I’ve been away on holiday! Whilst sitting in the sun, (in the UK too…woot), I read ‘The Design of everyday things’, which is an old, but great book. It has nothing in it about game design but nevertheless I found it inspirational. Mostly the book complains about doors, phones, windows and other things that often get strangely redesigned to be inferior, and impossible to use. It was fitting, as I stayed in a hotel that had some of the worst usability design imaginable. A computerised fancy-ass lighting system that lets me select ‘relax’ or ‘ambient’ but doesn’t let me have 1 bedside lamp on and 1 off, and isn’t even consistant. The lighting had coding bugs…. Also the phone was unusable, and the idiots running the place tried to overcharge us. Grrrr. At least the food was awesome.
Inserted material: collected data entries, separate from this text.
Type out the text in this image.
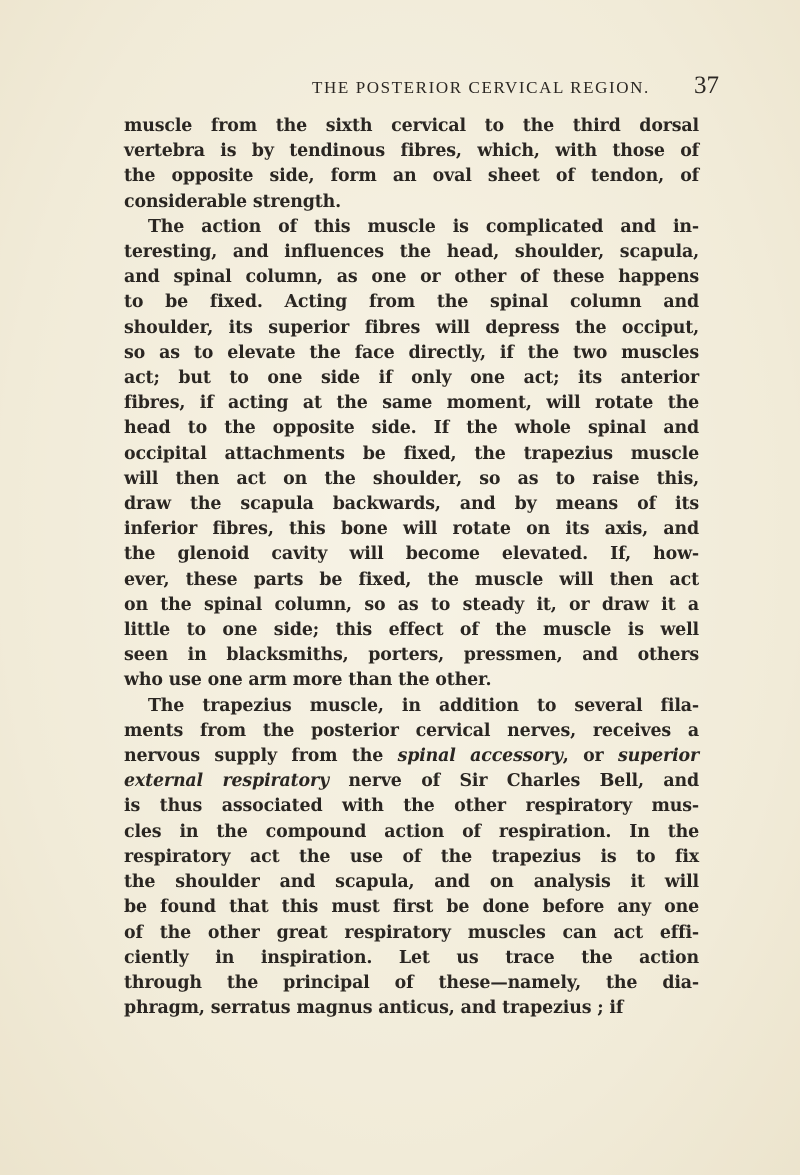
THE POSTERIOR CERVICAL REGION. 37
muscle from the sixth cervical to the third dorsal
vertebra is by tendinous fibres, which, with those of
the opposite side, form an oval sheet of tendon, of
considerable strength.
The action of this muscle is complicated and in-
teresting, and influences the head, shoulder, scapula,
and spinal column, as one or other of these happens
to be fixed. Acting from the spinal column and
shoulder, its superior fibres will depress the occiput,
so as to elevate the face directly, if the two muscles
act; but to one side if only one act; its anterior
fibres, if acting at the same moment, will rotate the
head to the opposite side. If the whole spinal and
occipital attachments be fixed, the trapezius muscle
will then act on the shoulder, so as to raise this,
draw the scapula backwards, and by means of its
inferior fibres, this bone will rotate on its axis, and
the glenoid cavity will become elevated. If, how-
ever, these parts be fixed, the muscle will then act
on the spinal column, so as to steady it, or draw it a
little to one side; this effect of the muscle is well
seen in blacksmiths, porters, pressmen, and others
who use one arm more than the other.
The trapezius muscle, in addition to several fila-
ments from the posterior cervical nerves, receives a
nervous supply from the spinal accessory, or superior
external respiratory nerve of Sir Charles Bell, and
is thus associated with the other respiratory mus-
cles in the compound action of respiration. In the
respiratory act the use of the trapezius is to fix
the shoulder and scapula, and on analysis it will
be found that this must first be done before any one
of the other great respiratory muscles can act effi-
ciently in inspiration. Let us trace the action
through the principal of these—namely, the dia-
phragm, serratus magnus anticus, and trapezius ; if
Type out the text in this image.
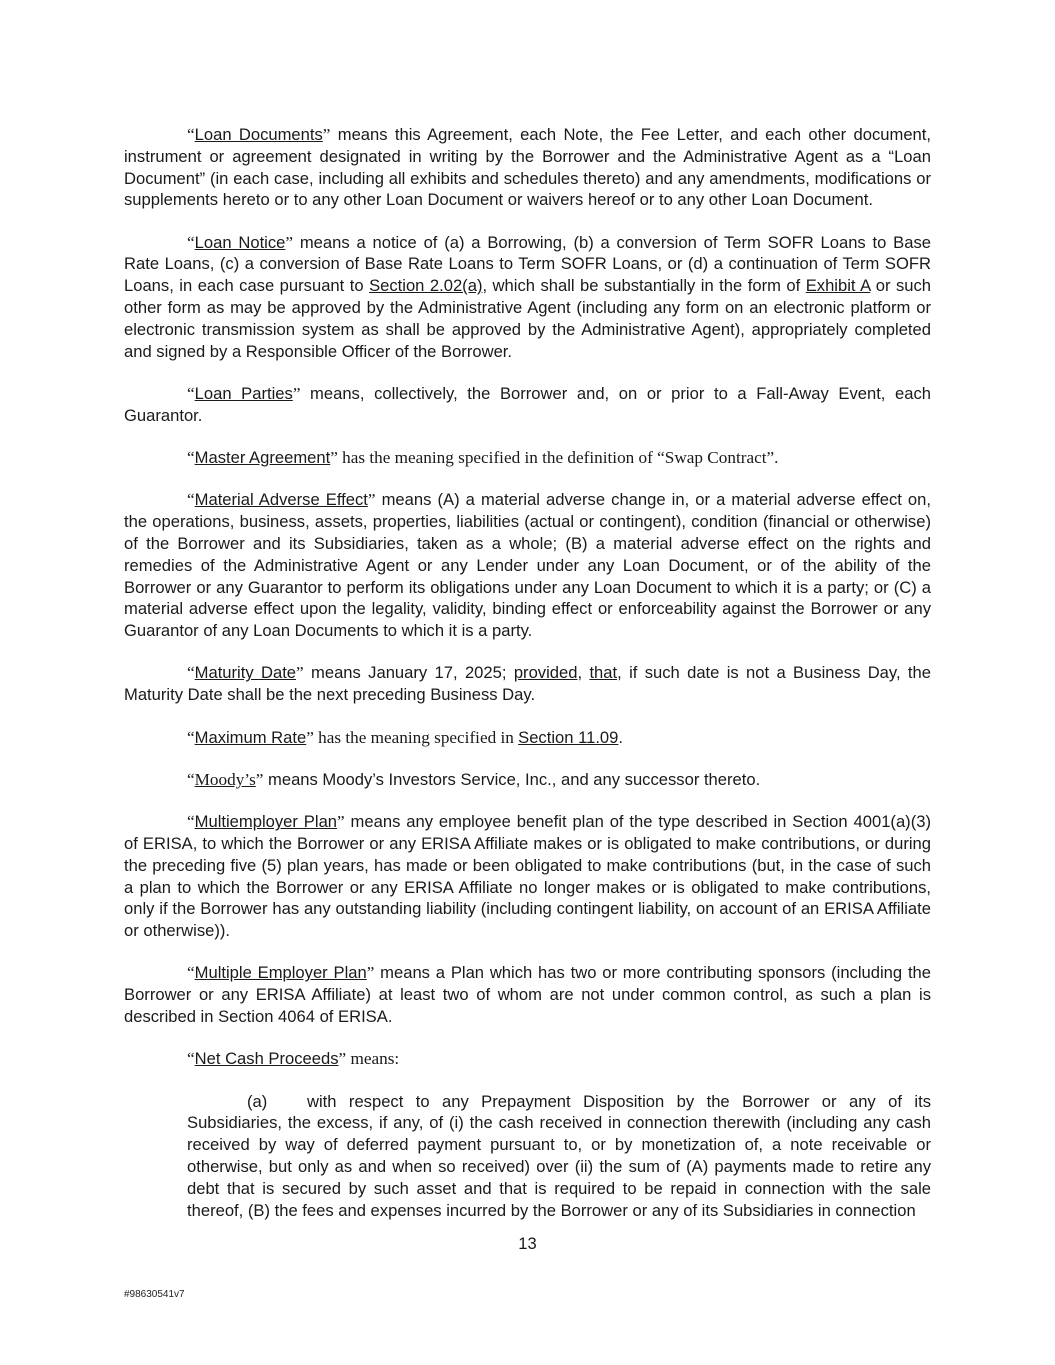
“Loan Documents” means this Agreement, each Note, the Fee Letter, and each other document, instrument or agreement designated in writing by the Borrower and the Administrative Agent as a “Loan Document” (in each case, including all exhibits and schedules thereto) and any amendments, modifications or supplements hereto or to any other Loan Document or waivers hereof or to any other Loan Document.

“Loan Notice” means a notice of (a) a Borrowing, (b) a conversion of Term SOFR Loans to Base Rate Loans, (c) a conversion of Base Rate Loans to Term SOFR Loans, or (d) a continuation of Term SOFR Loans, in each case pursuant to Section 2.02(a), which shall be substantially in the form of Exhibit A or such other form as may be approved by the Administrative Agent (including any form on an electronic platform or electronic transmission system as shall be approved by the Administrative Agent), appropriately completed and signed by a Responsible Officer of the Borrower.

“Loan Parties” means, collectively, the Borrower and, on or prior to a Fall-Away Event, each Guarantor.

“Master Agreement” has the meaning specified in the definition of “Swap Contract”.

“Material Adverse Effect” means (A) a material adverse change in, or a material adverse effect on, the operations, business, assets, properties, liabilities (actual or contingent), condition (financial or otherwise) of the Borrower and its Subsidiaries, taken as a whole; (B) a material adverse effect on the rights and remedies of the Administrative Agent or any Lender under any Loan Document, or of the ability of the Borrower or any Guarantor to perform its obligations under any Loan Document to which it is a party; or (C) a material adverse effect upon the legality, validity, binding effect or enforceability against the Borrower or any Guarantor of any Loan Documents to which it is a party.

“Maturity Date” means January 17, 2025; provided, that, if such date is not a Business Day, the Maturity Date shall be the next preceding Business Day.

“Maximum Rate” has the meaning specified in Section 11.09.

“Moody’s” means Moody’s Investors Service, Inc., and any successor thereto.

“Multiemployer Plan” means any employee benefit plan of the type described in Section 4001(a)(3) of ERISA, to which the Borrower or any ERISA Affiliate makes or is obligated to make contributions, or during the preceding five (5) plan years, has made or been obligated to make contributions (but, in the case of such a plan to which the Borrower or any ERISA Affiliate no longer makes or is obligated to make contributions, only if the Borrower has any outstanding liability (including contingent liability, on account of an ERISA Affiliate or otherwise)).

“Multiple Employer Plan” means a Plan which has two or more contributing sponsors (including the Borrower or any ERISA Affiliate) at least two of whom are not under common control, as such a plan is described in Section 4064 of ERISA.

“Net Cash Proceeds” means:

(a) with respect to any Prepayment Disposition by the Borrower or any of its Subsidiaries, the excess, if any, of (i) the cash received in connection therewith (including any cash received by way of deferred payment pursuant to, or by monetization of, a note receivable or otherwise, but only as and when so received) over (ii) the sum of (A) payments made to retire any debt that is secured by such asset and that is required to be repaid in connection with the sale thereof, (B) the fees and expenses incurred by the Borrower or any of its Subsidiaries in connection

13
#98630541v7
One of the points in the book is that usability is partly tied to giving feedback. A good switch turns on a light when you press it, or at least clicks, so you know something happened, and hopefully, what happened. In reading endless rants about this, I concluded that the lack of feedback is one of the BIG design mistakes in GSB. It’s all very well being the case that experimentation and tweaking is a bit part of GSB, but how clear is it that weapon X does Y damage, and that weapon A is better vs shields than weapon B?
Given this, I think a lot of careful thinking is required to get the design of GTB right. Some things I am considering:
- Making shields a Mech-only item. Tanks don’t have them. Nor do turrets. They look best around moving mechs anyway. This keeps things simple.
- Weapons do different damage vs unit types in some cases. Specifically, flamethrowers totally massacre infantry, but do little or no damage to anything else. The same is true of machineguns.
- You fight shields with lasers and armor with ballistics. Maybe lasers do 10% damage vs everything but shields, and ballistics are the reverse. There are no fancy exceptions. Fight an army with mechs (and shields) and you need lasers. Otherwise, you use ballistic weapons.
This would, I think be easier to remember, and still make quite a lot of sense. I can’t see a problem with it, because many tower defense games have used similar restrictions. Some towers battle flying units, others ground, others both. In any event, I intend to do a lot of thinking and experimenting with these mechanics before I spend any more time worrying about any new features or any graphical fluff.